Auto Dealers Suffer Cyberattack, Ransom Demand

More than 15,000 automotive dealers nationwide are reeling from a cyberattack beginning last week that includes a demand from an Eastern European cybercrime group for ransom.

“A group that says they hacked software company CDK Global is demanding tens of millions of dollars in ransom,” according to Bloomberg. “CDK, which provides software to car dealerships in North America, intends to pay the ransom but discussions are subject to change.”



CDK provides software-as-a-service, technology that is used throughout dealerships. 

“That includes front-end sales and back-end payroll,” according to Headlight News. “Dealerships report they have lost access to ‘paperwork’ for customers negotiating a vehicle purchase. Service departments have, in many cases, been unable to access scheduling.” 

Dealerships that use Reynolds software are not affected by the attack, at least not yet. 

Consumers need to be aware of a greater potential for identity theft. 

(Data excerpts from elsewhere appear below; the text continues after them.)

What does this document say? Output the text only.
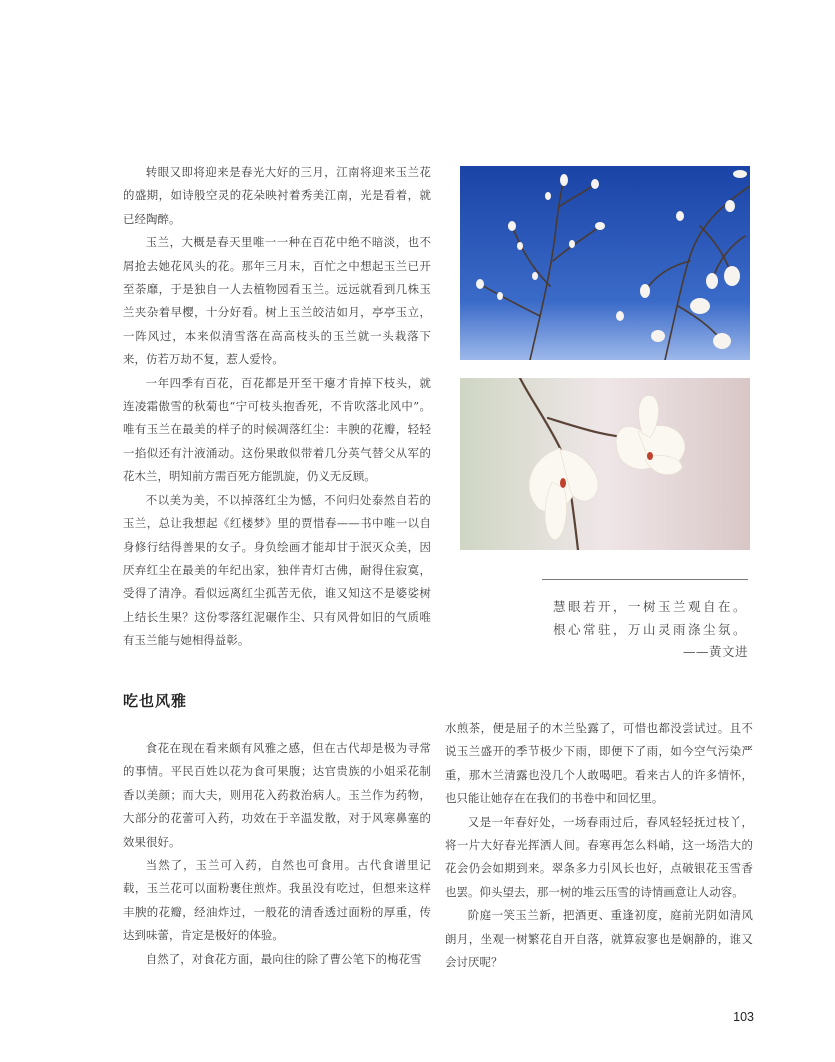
转眼又即将迎来是春光大好的三月，江南将迎来玉兰花的盛期，如诗般空灵的花朵映衬着秀美江南，光是看着，就已经陶醉。

玉兰，大概是春天里唯一一种在百花中绝不暗淡，也不屑抢去她花风头的花。那年三月末，百忙之中想起玉兰已开至荼靡，于是独自一人去植物园看玉兰。远远就看到几株玉兰夹杂着早樱，十分好看。树上玉兰皎洁如月，亭亭玉立，一阵风过，本来似清雪落在高高枝头的玉兰就一头栽落下来，仿若万劫不复，惹人爱怜。

一年四季有百花，百花都是开至干瘪才肯掉下枝头，就连凌霜傲雪的秋菊也“宁可枝头抱香死，不肯吹落北风中”。唯有玉兰在最美的样子的时候凋落红尘：丰腴的花瓣，轻轻一掐似还有汁液涌动。这份果敢似带着几分英气替父从军的花木兰，明知前方需百死方能凯旋，仍义无反顾。

不以美为美，不以掉落红尘为憾，不问归处泰然自若的玉兰，总让我想起《红楼梦》里的贾惜春——书中唯一以自身修行结得善果的女子。身负绘画才能却甘于泯灭众美，因厌弃红尘在最美的年纪出家，独伴青灯古佛，耐得住寂寞，受得了清净。看似远离红尘孤苦无依，谁又知这不是婆娑树上结长生果？这份零落红泥碾作尘、只有风骨如旧的气质唯有玉兰能与她相得益彰。

慧眼若开，一树玉兰观自在。
根心常驻，万山灵雨涤尘氛。
——黄文进
吃也风雅

食花在现在看来颇有风雅之感，但在古代却是极为寻常的事情。平民百姓以花为食可果腹；达官贵族的小姐采花制香以美颜；而大夫，则用花入药救治病人。玉兰作为药物，大部分的花蕾可入药，功效在于辛温发散，对于风寒鼻塞的效果很好。

当然了，玉兰可入药，自然也可食用。古代食谱里记载，玉兰花可以面粉裹住煎炸。我虽没有吃过，但想来这样丰腴的花瓣，经油炸过，一般花的清香透过面粉的厚重，传达到味蕾，肯定是极好的体验。

自然了，对食花方面，最向往的除了曹公笔下的梅花雪

水煎茶，便是屈子的木兰坠露了，可惜也都没尝试过。且不说玉兰盛开的季节极少下雨，即便下了雨，如今空气污染严重，那木兰清露也没几个人敢喝吧。看来古人的许多情怀，也只能让她存在在我们的书卷中和回忆里。

又是一年春好处，一场春雨过后，春风轻轻抚过枝丫，将一片大好春光挥洒人间。春寒再怎么料峭，这一场浩大的花会仍会如期到来。翠条多力引风长也好，点破银花玉雪香也罢。仰头望去，那一树的堆云压雪的诗情画意让人动容。

阶庭一笑玉兰新，把酒更、重逢初度，庭前光阴如清风朗月，坐观一树繁花自开自落，就算寂寥也是娴静的，谁又会讨厌呢？

103
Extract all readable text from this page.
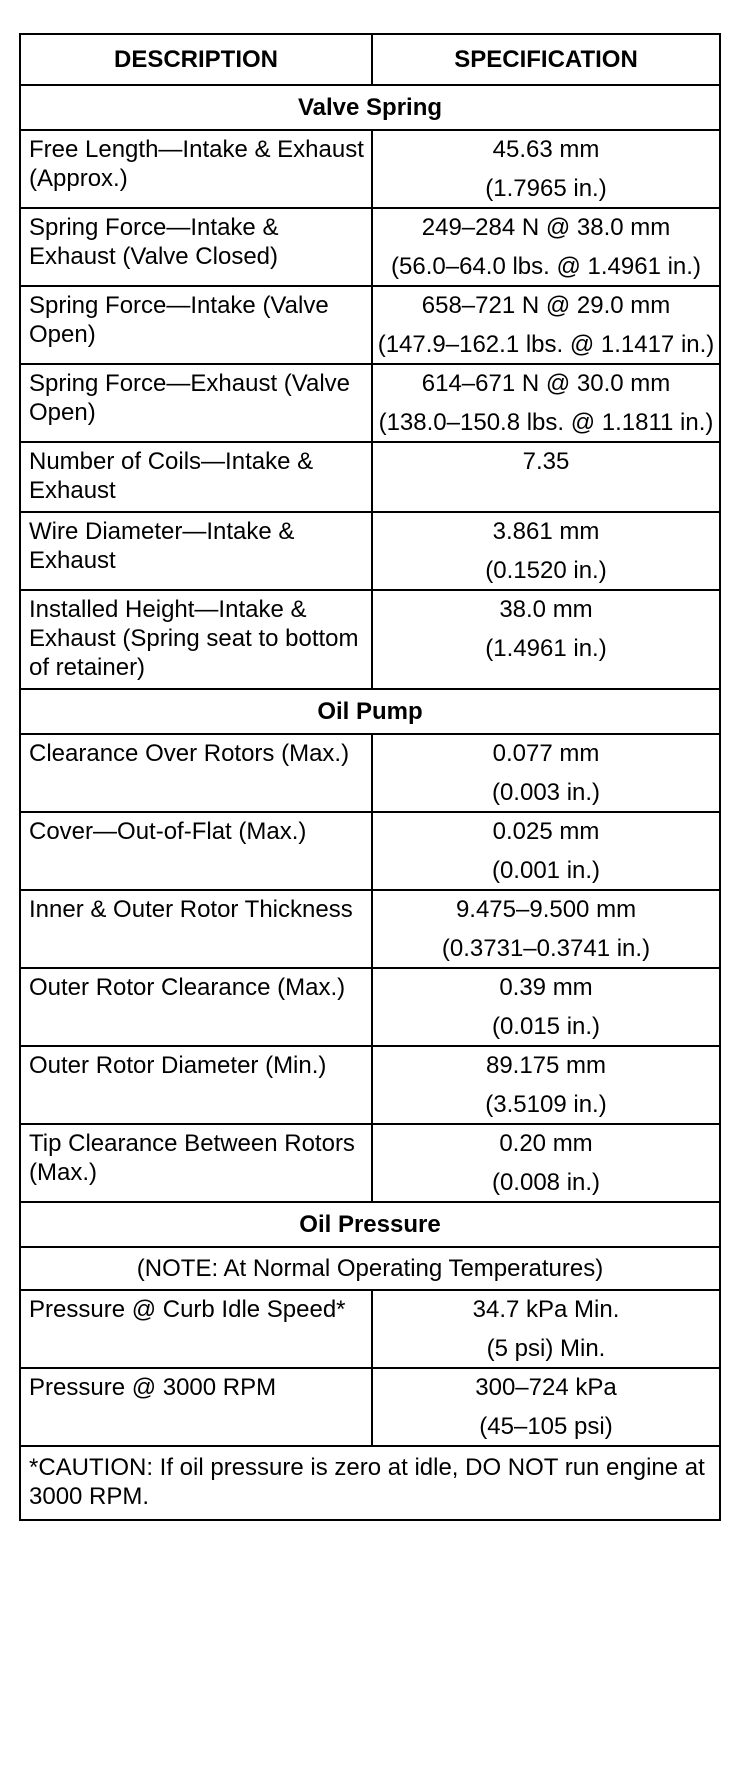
DESCRIPTION	SPECIFICATION
Valve Spring	
Free Length—Intake & Exhaust (Approx.)	45.63 mm
(1.7965 in.)

Spring Force—Intake & Exhaust (Valve Closed)	249–284 N @ 38.0 mm
(56.0–64.0 lbs. @ 1.4961 in.)

Spring Force—Intake (Valve Open)	658–721 N @ 29.0 mm
(147.9–162.1 lbs. @ 1.1417 in.)

Spring Force—Exhaust (Valve Open)	614–671 N @ 30.0 mm
(138.0–150.8 lbs. @ 1.1811 in.)

Number of Coils—Intake & Exhaust	7.35

Wire Diameter—Intake & Exhaust	3.861 mm
(0.1520 in.)

Installed Height—Intake & Exhaust (Spring seat to bottom of retainer)	38.0 mm
(1.4961 in.)

Oil Pump	
Clearance Over Rotors (Max.)	0.077 mm
(0.003 in.)

Cover—Out-of-Flat (Max.)	0.025 mm
(0.001 in.)

Inner & Outer Rotor Thickness	9.475–9.500 mm
(0.3731–0.3741 in.)

Outer Rotor Clearance (Max.)	0.39 mm
(0.015 in.)

Outer Rotor Diameter (Min.)	89.175 mm
(3.5109 in.)

Tip Clearance Between Rotors (Max.)	0.20 mm
(0.008 in.)

Oil Pressure	
(NOTE: At Normal Operating Temperatures)	
Pressure @ Curb Idle Speed*	34.7 kPa Min.
(5 psi) Min.

Pressure @ 3000 RPM	300–724 kPa
(45–105 psi)

*CAUTION: If oil pressure is zero at idle, DO NOT run engine at 3000 RPM.	
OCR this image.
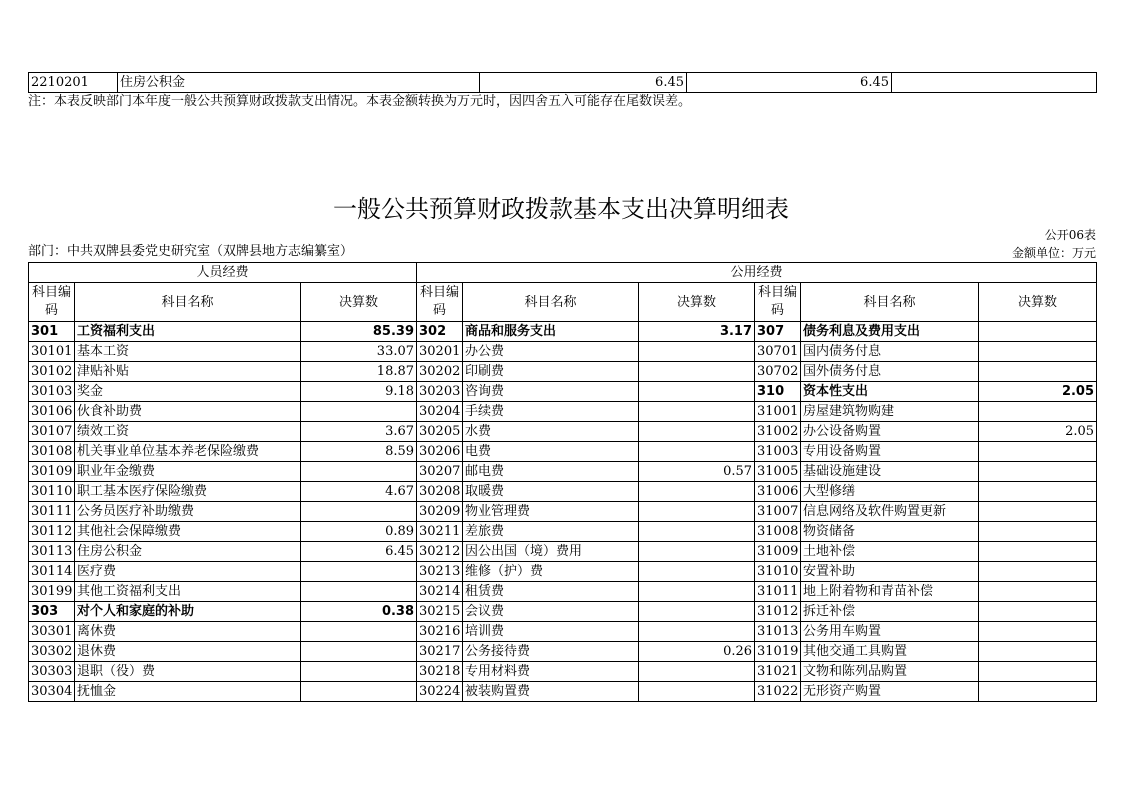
2210201	住房公积金	6.45	6.45	
注：本表反映部门本年度一般公共预算财政拨款支出情况。本表金额转换为万元时，因四舍五入可能存在尾数误差。
一般公共预算财政拨款基本支出决算明细表
公开06表
部门：中共双牌县委党史研究室（双牌县地方志编纂室）	金额单位：万元
人员经费			公用经费					
科目编码	科目名称	决算数	科目编码	科目名称	决算数	科目编码	科目名称	决算数
301	工资福利支出	85.39	302	商品和服务支出	3.17	307	债务利息及费用支出	
30101	基本工资	33.07	30201	办公费		30701	国内债务付息	
30102	津贴补贴	18.87	30202	印刷费		30702	国外债务付息	
30103	奖金	9.18	30203	咨询费		310	资本性支出	2.05
30106	伙食补助费		30204	手续费		31001	房屋建筑物购建	
30107	绩效工资	3.67	30205	水费		31002	办公设备购置	2.05
30108	机关事业单位基本养老保险缴费	8.59	30206	电费		31003	专用设备购置	
30109	职业年金缴费		30207	邮电费	0.57	31005	基础设施建设	
30110	职工基本医疗保险缴费	4.67	30208	取暖费		31006	大型修缮	
30111	公务员医疗补助缴费		30209	物业管理费		31007	信息网络及软件购置更新	
30112	其他社会保障缴费	0.89	30211	差旅费		31008	物资储备	
30113	住房公积金	6.45	30212	因公出国（境）费用		31009	土地补偿	
30114	医疗费		30213	维修（护）费		31010	安置补助	
30199	其他工资福利支出		30214	租赁费		31011	地上附着物和青苗补偿	
303	对个人和家庭的补助	0.38	30215	会议费		31012	拆迁补偿	
30301	离休费		30216	培训费		31013	公务用车购置	
30302	退休费		30217	公务接待费	0.26	31019	其他交通工具购置	
30303	退职（役）费		30218	专用材料费		31021	文物和陈列品购置	
30304	抚恤金		30224	被装购置费		31022	无形资产购置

Cliff Steinhauer, director of information security engagement for the National Cybersecurity Alliance, which is based in Washington, D.C., said that the situation "doesn’t look good," and he warned that anyone who has purchased or leased a car could be targeted for identity theft now, according to the Detroit Free Press.

“People should be looking after their credit, checking their reports, locking their credit if possible,” Steinhauer says. “I could see enrolling in identity-theft monitoring and insurance. Be vigilant for phishing messages. What will happen when attackers gain a portion of your sensitive data, they may need another thing, like your dog’s name, because they want to reset your password. They will call or text or email and try to get you to respond to give them data they are missing. You want to watch out for phishing attacks.”

Some dealers have reverted to manual paperwork as CDK Global works to restore systems, which will take several days, according to Reuters

“Thad Szott, whose family owns dealerships in Michigan, said at least 50% of the dealers nationwide, whether they sell new or used cars, are struggling with the situation,” according to to the Detroit Free Press. “Early Friday, Szott held an hourlong call with his dealership team to figure out how to process sales and run the company the old-fashioned way — with paper. That means taking documents to the Secretary of State in person to process license plates, for example.”